Оба с пониманием кивнули.
– Проходите, дети мои! – торжественно велел Эдди, отворив дверь. Жилище Назарянов представляло собой скудно обставленную гостиную, соединенную с кухней. Здесь находилось лишь самое необходимое – обеденный стол, заставленный стульями, маленький диван с низким столиком напротив телевизора. За гостиной узкий коридор вел в две спальни. Вся мебель была белого цвета и сверкала неоспоримой чистотой. Миссис Назарян приветствовала гостей с радушной улыбкой. При первом взгляде стало ясно, у кого Диана переняла черты лица. Те же темно-карие глаза, правильный овал лица, мягкий взгляд и теплая улыбка. Диана кинулась в объятия матери, расцеловала ее и представила друзей.
– Можешь представить, они тоже жили на Московяна! Возможно, мы вместе играли. Папа вспомнить не смог. Может, ты можешь?
Миссис Назарян долго щурилась, водила пальцами по подбородку, пронизывала Манукянов напряженным взором и в итоге сдалась.
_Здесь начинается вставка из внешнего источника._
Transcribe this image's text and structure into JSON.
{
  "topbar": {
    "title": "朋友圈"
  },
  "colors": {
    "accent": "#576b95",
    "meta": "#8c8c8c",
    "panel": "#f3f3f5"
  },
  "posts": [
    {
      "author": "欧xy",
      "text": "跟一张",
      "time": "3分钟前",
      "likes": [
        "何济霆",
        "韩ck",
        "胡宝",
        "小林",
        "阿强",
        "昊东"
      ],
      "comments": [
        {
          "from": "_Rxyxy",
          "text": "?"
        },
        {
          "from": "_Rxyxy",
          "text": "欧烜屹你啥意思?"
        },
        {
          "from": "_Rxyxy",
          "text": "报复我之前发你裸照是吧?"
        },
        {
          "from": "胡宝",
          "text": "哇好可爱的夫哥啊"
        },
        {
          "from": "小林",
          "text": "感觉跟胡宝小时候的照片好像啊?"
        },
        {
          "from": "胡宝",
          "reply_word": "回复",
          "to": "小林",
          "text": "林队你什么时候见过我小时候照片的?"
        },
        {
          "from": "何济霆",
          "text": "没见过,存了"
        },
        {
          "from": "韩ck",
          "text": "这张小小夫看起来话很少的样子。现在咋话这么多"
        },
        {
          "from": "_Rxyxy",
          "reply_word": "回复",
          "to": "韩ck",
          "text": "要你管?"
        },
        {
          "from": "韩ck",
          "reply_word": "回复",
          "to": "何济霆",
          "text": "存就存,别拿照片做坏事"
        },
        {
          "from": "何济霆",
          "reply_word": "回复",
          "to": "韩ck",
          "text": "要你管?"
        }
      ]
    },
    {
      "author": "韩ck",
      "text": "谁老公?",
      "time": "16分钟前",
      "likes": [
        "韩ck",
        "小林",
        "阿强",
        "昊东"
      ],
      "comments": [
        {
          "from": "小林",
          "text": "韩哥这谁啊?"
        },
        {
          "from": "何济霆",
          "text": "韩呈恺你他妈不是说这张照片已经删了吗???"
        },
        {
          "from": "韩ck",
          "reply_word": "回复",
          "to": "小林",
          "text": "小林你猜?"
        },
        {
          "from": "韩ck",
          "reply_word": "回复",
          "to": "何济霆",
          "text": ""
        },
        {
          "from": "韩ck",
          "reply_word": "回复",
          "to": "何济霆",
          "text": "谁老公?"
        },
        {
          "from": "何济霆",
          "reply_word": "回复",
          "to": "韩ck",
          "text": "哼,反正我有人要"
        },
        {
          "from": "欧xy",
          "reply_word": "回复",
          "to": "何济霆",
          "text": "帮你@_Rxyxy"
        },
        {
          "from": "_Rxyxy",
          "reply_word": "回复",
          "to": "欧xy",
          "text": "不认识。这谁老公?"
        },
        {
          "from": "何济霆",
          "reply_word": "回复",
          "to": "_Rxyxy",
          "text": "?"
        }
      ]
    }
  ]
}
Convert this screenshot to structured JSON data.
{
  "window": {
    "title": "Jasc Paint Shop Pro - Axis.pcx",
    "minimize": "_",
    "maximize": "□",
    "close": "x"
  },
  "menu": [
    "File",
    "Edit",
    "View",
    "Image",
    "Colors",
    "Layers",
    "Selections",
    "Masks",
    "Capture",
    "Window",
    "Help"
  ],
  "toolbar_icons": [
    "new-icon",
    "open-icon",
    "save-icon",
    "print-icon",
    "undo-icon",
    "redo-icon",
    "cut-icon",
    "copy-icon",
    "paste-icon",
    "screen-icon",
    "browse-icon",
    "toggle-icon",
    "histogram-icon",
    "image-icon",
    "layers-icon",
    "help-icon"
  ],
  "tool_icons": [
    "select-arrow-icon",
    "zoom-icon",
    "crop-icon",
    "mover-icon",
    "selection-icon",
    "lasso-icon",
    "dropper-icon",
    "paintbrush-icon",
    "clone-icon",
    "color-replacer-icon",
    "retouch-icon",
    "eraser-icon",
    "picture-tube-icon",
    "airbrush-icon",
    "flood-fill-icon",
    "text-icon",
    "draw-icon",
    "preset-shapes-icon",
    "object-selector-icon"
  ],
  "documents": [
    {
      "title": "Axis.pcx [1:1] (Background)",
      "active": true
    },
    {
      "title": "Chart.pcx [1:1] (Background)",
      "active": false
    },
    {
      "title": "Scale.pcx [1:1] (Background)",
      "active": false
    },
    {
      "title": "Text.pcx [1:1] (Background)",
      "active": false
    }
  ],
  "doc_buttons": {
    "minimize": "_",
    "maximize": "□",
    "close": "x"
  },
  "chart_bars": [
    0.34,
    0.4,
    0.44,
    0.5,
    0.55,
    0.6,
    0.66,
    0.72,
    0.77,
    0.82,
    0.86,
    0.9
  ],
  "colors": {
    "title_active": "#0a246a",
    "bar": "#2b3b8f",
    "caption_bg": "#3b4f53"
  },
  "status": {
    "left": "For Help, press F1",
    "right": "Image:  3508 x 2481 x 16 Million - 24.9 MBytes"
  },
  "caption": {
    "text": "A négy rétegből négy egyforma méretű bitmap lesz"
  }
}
– Вы голодны? Идем за стол, я приготовила фахитос и булочки с подливкой. Между прочим, сегодня день Колумба.
– Пусть девочки ужинают. Мы с Максом не голодны, – спешно вставил Эдди.
– Почему это Макс не голоден? – нахмурилась мать.
– Мы пойдем гулять, а когда вернемся, хотим выпить листовой чай. Вы пьете дома листовой чай?
– Нет, – признался Макс. Он был не меньше миссис Назарян озадачен резкостью друга. Мать, однако, не подала виду.
– Ты пригласил друзей познакомить с нами или своей обожаемой улицей? – порицательно спросил отец, приступивший к ужину.
– Мы сами решим, что нам больше нужно прямо сейчас, – бросил Эдди и кивком позвал Макса к выходу.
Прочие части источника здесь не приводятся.